Зато следующим летом я попал на берег Оки – поразительно живописный, там нас водили в настоящий лес, и в Оку я влюбился. Где бы я ни видел эту реку: в Мещере, в старинной Калуге, под крутым обрывом холмистой Тарусы – везде она главенствовала в пейзаже своими песчаными отмелями и дремучими лесами по берегам.

Но в настоящий русский лес я погрузился летом 1954 года на границе Ярославской и Костромской областей в деревне Титовское у станции с очаровательным и загадочным названием Сахареж. Там были две знаменитые ели – Елка Бабушка и Елка Тетя Дуня, высоченные стройные красавицы. Ель вообще мое любимое дерево, я ее вижу во всех русских сказках про дремучие леса. Что-то завораживающее в ее тёмно-зеленом конусе, немного жутковатое, но и притягательное: нас же всегда притягивает некая жуть. А конус – ее геометрическая форма. Я помню, в детстве в метро встречал армянского священника в черном клобуке и побаивался, а глаз оторвать не мог.

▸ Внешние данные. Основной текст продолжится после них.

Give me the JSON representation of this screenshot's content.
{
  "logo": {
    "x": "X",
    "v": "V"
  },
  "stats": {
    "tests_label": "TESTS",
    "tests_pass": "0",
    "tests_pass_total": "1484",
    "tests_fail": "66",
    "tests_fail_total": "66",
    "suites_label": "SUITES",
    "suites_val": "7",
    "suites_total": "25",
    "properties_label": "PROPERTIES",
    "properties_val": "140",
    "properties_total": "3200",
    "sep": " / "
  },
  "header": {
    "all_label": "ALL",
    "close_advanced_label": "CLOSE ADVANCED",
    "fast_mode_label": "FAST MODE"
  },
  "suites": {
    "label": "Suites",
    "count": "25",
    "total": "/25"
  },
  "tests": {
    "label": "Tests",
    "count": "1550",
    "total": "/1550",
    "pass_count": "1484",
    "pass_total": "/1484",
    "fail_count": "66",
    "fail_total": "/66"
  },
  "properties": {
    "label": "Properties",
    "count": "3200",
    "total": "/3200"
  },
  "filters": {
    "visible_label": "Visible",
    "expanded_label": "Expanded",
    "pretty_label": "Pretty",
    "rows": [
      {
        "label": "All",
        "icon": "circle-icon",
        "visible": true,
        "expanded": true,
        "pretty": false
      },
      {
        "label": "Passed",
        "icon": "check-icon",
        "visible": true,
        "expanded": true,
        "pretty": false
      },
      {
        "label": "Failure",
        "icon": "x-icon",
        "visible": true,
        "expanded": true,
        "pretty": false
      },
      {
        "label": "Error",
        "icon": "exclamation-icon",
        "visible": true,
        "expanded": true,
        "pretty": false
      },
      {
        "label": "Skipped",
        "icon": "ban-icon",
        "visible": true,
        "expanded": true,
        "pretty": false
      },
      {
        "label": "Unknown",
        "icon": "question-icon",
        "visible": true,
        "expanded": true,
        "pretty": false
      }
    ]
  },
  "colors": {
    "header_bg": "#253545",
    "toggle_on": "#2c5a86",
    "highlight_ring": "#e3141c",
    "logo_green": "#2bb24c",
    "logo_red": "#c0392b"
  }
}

Хвойный лес на горизонте пробуждает мистическое воображение. Знаешь, что ничего необыкновенного там нет, эта полоса и на полкилометра в глубину не уходит, а все ждешь, будто Серый волк выскочит или Баба Яга в ступе вознесется над синими елями. Леса сугубо лиственные, как в пушкинском Болдине и соседней Львовке, где я проводил лето 1957 года, пусть даже и бескрайние, в которые зайди без компаса и через пять минут заблудишься, такого ощущения не дают. И язык не поворачивается назвать их дремучими. Это клен или ясень дремлют? Они даже без ветра шелестят. Природа Михайловского мне ближе болдинской. И Пушкина в Михайловском легче представить себе, чем в Болдине. Александр Сергеевич и сформировался в Михайловском. Его южные поэмы сильно отдают Ленским, что автор и сам впоследствии признал. Именно в Михайловском освоил он труднейшую из наук – «удерживать вниманье долгих дум». А в Болдино приехал в самую счастливую для пишущего пору: уже достиг змеиной мудрости и еще не растратил ни духовных, ни физических сил. Да и осень была золотая, в лиственном краю гораздо более богатая красками, нежели в хвойном с легким березово-осиновым вкраплением, а потом – голая, предзимняя, с морозным свежим воздухом и запахами садовых и диких яблок, обильных в этом краю.

Больше всего в «Каменном госте», сообразуясь с местом и временем написания, люблю фразу:

А далеко, на севере – в Париже…

Здесь столько мечтательной тоски, что в неизбежную паузу проваливается весь сюжет, вся мысль, весь уже прочитанный текст. Он вернется к концу монолога, обогащенный этой мечтательной тоской. Но пока длится пауза, плакать хочется – и вовсе не о красавице несчастной Лауре, не об убиенном доне Карлосе и тем более не о доне Гуане, а о самом Александре Сергеевиче, запертом в холерном карантине с ежедневной опасностью подцепить смертельную заразу, о Пушкине невыездном, который вместо Парижа увидит оловянные глаза его императорского величества: НЕ ПУЩУ!